Kunststar Otmar Alt stellt in der Zionskirche aus

Kunstkenner Henning Lange mit einer Grafik von Otmar Alt. Die Idee zum Gemäldezyklus entstand während eines Abendessens.
Kunstkenner Henning Lange mit einer Grafik von Otmar Alt. Die Idee zum Gemäldezyklus entstand während eines Abendessens.
Foto: FUNKE Foto Services
Was wir bereits wissen
Eine Wanderausstellung von Otmar Alts „Lutherzyklus“ porträtiert die künstlerische Auseinandersetzung mit der Geschichte der Reformation.
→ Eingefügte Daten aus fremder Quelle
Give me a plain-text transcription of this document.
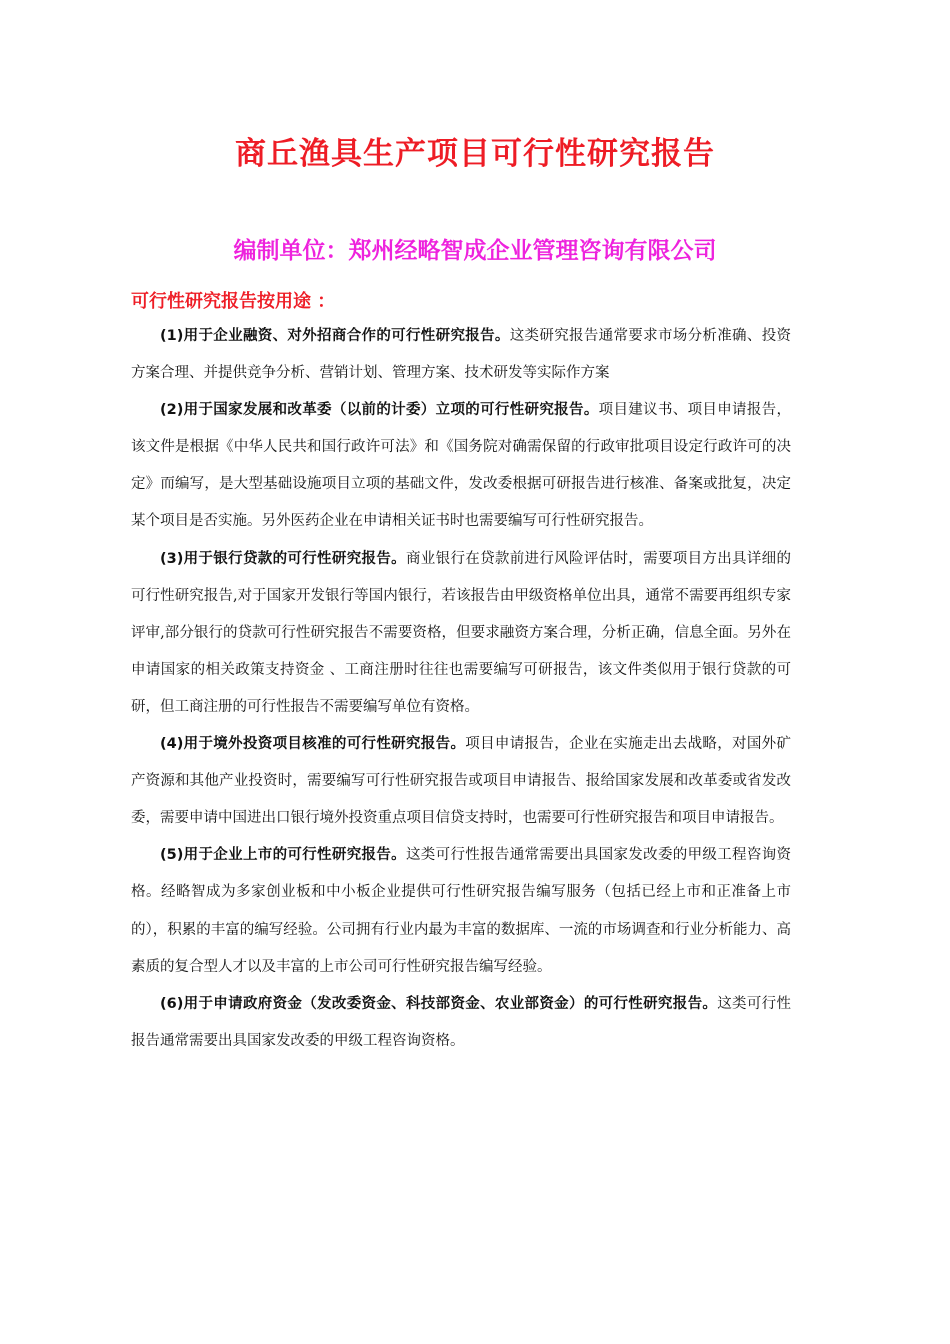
商丘渔具生产项目可行性研究报告
编制单位：郑州经略智成企业管理咨询有限公司
可行性研究报告按用途 ：

(1)用于企业融资、对外招商合作的可行性研究报告。这类研究报告通常要求市场分析准确、投资方案合理、并提供竞争分析、营销计划、管理方案、技术研发等实际作方案

(2)用于国家发展和改革委（以前的计委）立项的可行性研究报告。项目建议书、项目申请报告，该文件是根据《中华人民共和国行政许可法》和《国务院对确需保留的行政审批项目设定行政许可的决定》而编写，是大型基础设施项目立项的基础文件，发改委根据可研报告进行核准、备案或批复，决定某个项目是否实施。另外医药企业在申请相关证书时也需要编写可行性研究报告。

(3)用于银行贷款的可行性研究报告。商业银行在贷款前进行风险评估时，需要项目方出具详细的可行性研究报告,对于国家开发银行等国内银行，若该报告由甲级资格单位出具，通常不需要再组织专家评审,部分银行的贷款可行性研究报告不需要资格，但要求融资方案合理，分析正确，信息全面。另外在申请国家的相关政策支持资金 、工商注册时往往也需要编写可研报告，该文件类似用于银行贷款的可研，但工商注册的可行性报告不需要编写单位有资格。

(4)用于境外投资项目核准的可行性研究报告。项目申请报告，企业在实施走出去战略，对国外矿产资源和其他产业投资时，需要编写可行性研究报告或项目申请报告、报给国家发展和改革委或省发改委，需要申请中国进出口银行境外投资重点项目信贷支持时，也需要可行性研究报告和项目申请报告。

(5)用于企业上市的可行性研究报告。这类可行性报告通常需要出具国家发改委的甲级工程咨询资格。经略智成为多家创业板和中小板企业提供可行性研究报告编写服务（包括已经上市和正准备上市的），积累的丰富的编写经验。公司拥有行业内最为丰富的数据库、一流的市场调查和行业分析能力、高素质的复合型人才以及丰富的上市公司可行性研究报告编写经验。

(6)用于申请政府资金（发改委资金、科技部资金、农业部资金）的可行性研究报告。这类可行性报告通常需要出具国家发改委的甲级工程咨询资格。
Die Bilder des Hammer Künstlers Otmar Alt werden oft als „bunt“ beschrieben. Auf den ersten Blick erinnern sie an Zeichnungen eines Kindes. Doch schaut man genauer hin, erkennt man, dass die vermeintlich einfachen Figuren und Dinge sich zu einer tieferen Bedeutung verbinden. „Durch seine individuelle Bildsprache präsentiert Otmar Alt eine unglaubliche Vielseitigkeit in seinen Bildern. Was vordergründig vielleicht einfach bunt erscheint, stellt sich bei näherer Betrachtung als vielfältig und durchdacht heraus“, erklärt Christa Busch-Pinkal.

Die Kunstliebhaberin ist Mitorganisatorin der Kunstausstellung von Otmar Alts Gemäldezyklus zur Reformation in der Zionskirche, die am Sonntag eröffnet wurde. „Otmar Alt ist ein sehr begeisterungsfähiger Mensch“, erklärt Henning Lange von der Jakob-Kemenate in Braunschweig, wo die Idee für den Gemäldezyklus entstanden ist. „Die Idee, einen Beitrag im Rahmen des Themas 500 Jahre Reformation zu leisten, ist beim gemeinsamen Abendessen in der Kemenate entstanden“, so Lange

In der zehnteiligen Bilderserie „Lutherzyklus“ setzt sich Alt mit den vier Grundprinzipien der Reformation und Martin Luther auseinander. So thematisieren jeweils zwei Bilder eines der vier Alleinstellungsmerkmale (Soli) der Reformation. „Sie zeigen die Botschaft der Reformation auf eine geniale Art und Weise und erstellen eine Verknüpfung zwischen der Lutherübersetzung und dem Hier und Heute“, erklärt Christa Busch-Pinkal. Die vier Soli nach Alt sind: Sola fide (allein der Glaube), Sola gratia (allein die Gnade), Sola Scriptura (allein die Schrift) und Solus Christus (allein Christus).

Der Künstler, 1940 geboren, entstamme einem streng protestantischen Elternhaus, was seine Affinität zu biblischen Themen erkläre, so Henning Lange. „Otmar Alt hält nichts von Kunst, die erklärt werden muss. Seine Kunst ist vielmehr die Kunst des Persönlichen, weil jeder etwas anderes in den Bildern sieht.“

Die beiden Organisatorinnen von Seiten der Zionskirche, Busch-Pinkal und Bärbel Steinbach, sind begeistert von der Resonanz. „Unser Ziel ist es, dass neue Gemeindehaus mit Leben zu füllen“, erklärt Steinbach, Kirchenmeisterin für das Bauwesen der Kirchengemeinde Bladenhorst-Zion. „Seit 2013 veranstalten wir im neuen Gemeindehaus regelmäßig Lesungen und Ausstellungen, die in den kirchlichen Rahmen passen“, so die Presbyterin. Beim nächsten Themenabend im Juni wird der Autor und Journalist Horst Martens mit musikalischer Untermalung aus seinem Roman „Ruben – Die Schlange im Hirsefeld“ vorlesen. Die Veranstaltungen seien im Rahmen des Jahresthemas „Wort und Bibel“ konzipiert. „Kirche und Kunst beleben sich gegenseitig“, erklärt Steinbach.